Spatial Reverberation and Dereverberation using an Acoustic Multiple-Input Multiple-Output System

TL;DR

The study addresses modifying room reverberation using a compact spherical loudspeaker array (SLA) in confederation with a spherical microphone array (SMA) within a MIMO framework. It develops a normalized spherical-harmonics MIMO model and derives beamformers that optimize direct-to-reverberant ratio ($DRR$) and the early-to-late energy index ($C50$), validated through extensive simulations and a listening test with head-tracked binaural rendering. Key contributions include a comprehensive system model, a SH-domain normalization scheme, a generalized Rayleigh-quotient formulation for DRR$^{MIMO}$ and $C50^{MIMO}$, robustness analysis to RIR estimation errors, and perceptual evidence that directional SLAs can achieve spatial dereverberation. The work has practical implications for room acoustics and hearing-aid/augmented listening applications by enabling spatial control of reverberation with compact, collocated sources.

Abstract

Methods are proposed for modifying the reverberation characteristics of sound fields in rooms by employing a loudspeaker with adjustable directivity, realized with a compact spherical loudspeaker array (SLA).

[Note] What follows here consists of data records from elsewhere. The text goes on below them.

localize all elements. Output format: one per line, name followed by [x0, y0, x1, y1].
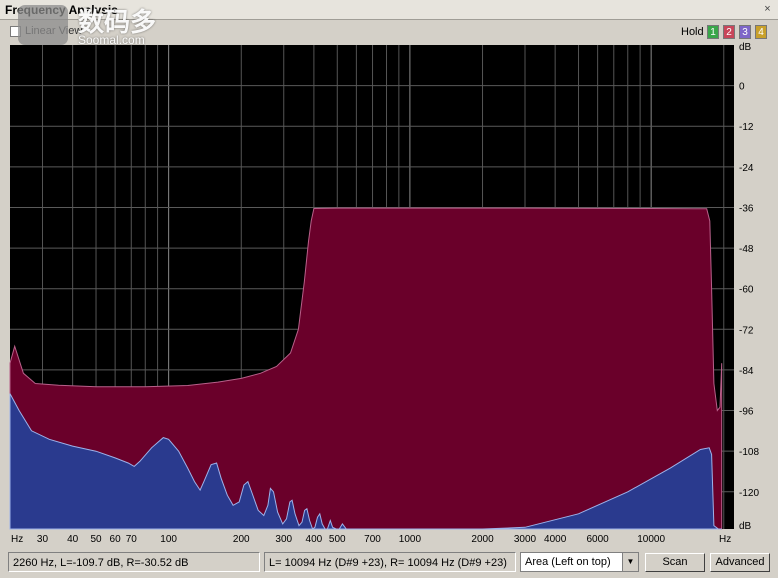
y-tick-label: 0 — [739, 82, 745, 93]
x-tick-label: 70 — [126, 534, 138, 545]
x-tick-label: 400 — [306, 534, 323, 545]
x-tick-label: 3000 — [514, 534, 537, 545]
peak-info: L= 10094 Hz (D#9 +23), R= 10094 Hz (D#9 … — [264, 552, 516, 572]
y-axis: dB dB 0 -12 -24 -36 -48 -60 -72 -84 -96 -108 -120 — [739, 42, 759, 532]
y-tick-label: -48 — [739, 244, 754, 255]
scan-button[interactable]: Scan — [645, 553, 705, 572]
x-tick-label: 10000 — [637, 534, 665, 545]
y-tick-label: -120 — [739, 488, 759, 499]
x-tick-label: 100 — [160, 534, 177, 545]
y-tick-label: -96 — [739, 407, 754, 418]
x-tick-label: 60 — [110, 534, 122, 545]
y-tick-label: -108 — [739, 447, 759, 458]
x-tick-label: 1000 — [399, 534, 422, 545]
y-tick-label: -36 — [739, 203, 754, 214]
x-tick-label: 700 — [364, 534, 381, 545]
view-mode-select[interactable]: Area (Left on top) ▼ — [520, 552, 639, 572]
view-mode-value: Area (Left on top) — [525, 556, 611, 568]
x-tick-label: 6000 — [587, 534, 610, 545]
x-tick-label: 200 — [233, 534, 250, 545]
x-axis: Hz Hz 30 40 50 60 70 100 200 300 400 500 700 1000 20… — [11, 534, 731, 545]
y-axis-unit-top: dB — [739, 42, 752, 53]
x-tick-label: 300 — [275, 534, 292, 545]
y-axis-unit-bottom: dB — [739, 521, 752, 532]
x-tick-label: 2000 — [471, 534, 494, 545]
y-tick-label: -12 — [739, 122, 754, 133]
y-tick-label: -24 — [739, 163, 754, 174]
advanced-button[interactable]: Advanced — [710, 553, 770, 572]
chevron-down-icon[interactable]: ▼ — [622, 553, 638, 571]
y-tick-label: -60 — [739, 285, 754, 296]
spectrum-chart[interactable]: Hz Hz 30 40 50 60 70 100 200 300 400 500 700 1000 20… — [0, 0, 778, 550]
x-tick-label: 50 — [90, 534, 102, 545]
x-tick-label: 30 — [37, 534, 49, 545]
x-tick-label: 500 — [329, 534, 346, 545]
x-axis-unit-left: Hz — [11, 534, 23, 545]
x-tick-label: 4000 — [544, 534, 567, 545]
y-tick-label: -84 — [739, 366, 754, 377]
x-axis-unit-right: Hz — [719, 534, 731, 545]
cursor-info: 2260 Hz, L=-109.7 dB, R=-30.52 dB — [8, 552, 260, 572]
x-tick-label: 40 — [67, 534, 79, 545]
y-tick-label: -72 — [739, 325, 754, 336]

These methods are based on minimization and maximization of clarity and direct-to-reverberant sound ratio. Significant modification of reverberation is achieved by these methods, as shown in simulation studies. The system under investigation includes a spherical microphone array and an SLA comprising a multiple-input multiple-output system. The robustness of these methods to system identification errors is also investigated. Finally, reverberation and dereverberation results are validated by a listening experiment.

Figures (10)

• Figure 1: System block diagram with SLA beamforming coefficients, $\gamma_1(k), ..,\gamma_L(k)$, and SMA beamforming coefficients, $\lambda_1(k),..., \lambda_M(k)$.
• Figure 2: System diagram in the x-y plane; X and O represent the SLA and SMA, respectively. The solid line represents direct sound and the dashed lines represent reflections (only two reflections are illustrated). $\psi_{0 }$ and $\phi_{0 }$ are the azimuth angles of the DOR and DOA for the direct sound, respectively. $\psi_{1 }$ and $\phi_{1 }$ are the corresponding angles for the sound reflected by the wall at the bottom of the figure. In this case, $\omega_{0 } = \theta_{0 } = \omega_{1 } = \theta_{1 } =90^\circ$.
• Figure 3: EDCs for $room\,1$ with RT $=1.14\,$s, for SLA beamforming vectors $maxDRR$, $minDRR$, $maxC50$, $minC50$, $maxFIX$, and $minFIX$, employing SLA SHs order $N_L = 2$, and beamforming vector $omni$.
• Figure 4: EDCs for $room\,1$ with RT $=1.14\,$s, for SLA beamforming vectors $maxC50$ and $minC50$, employing SLA SHs orders $N_L = 2,3,$ and $4$, and beamforming vector $omni$.
• Figure 5: PWD around the SMA for $room\,1$, using $N_M = 5$ and for beamforming vector $omni$. The DOAs of direct sound and first order reflections are plotted using 'x' and 'o's, respectively.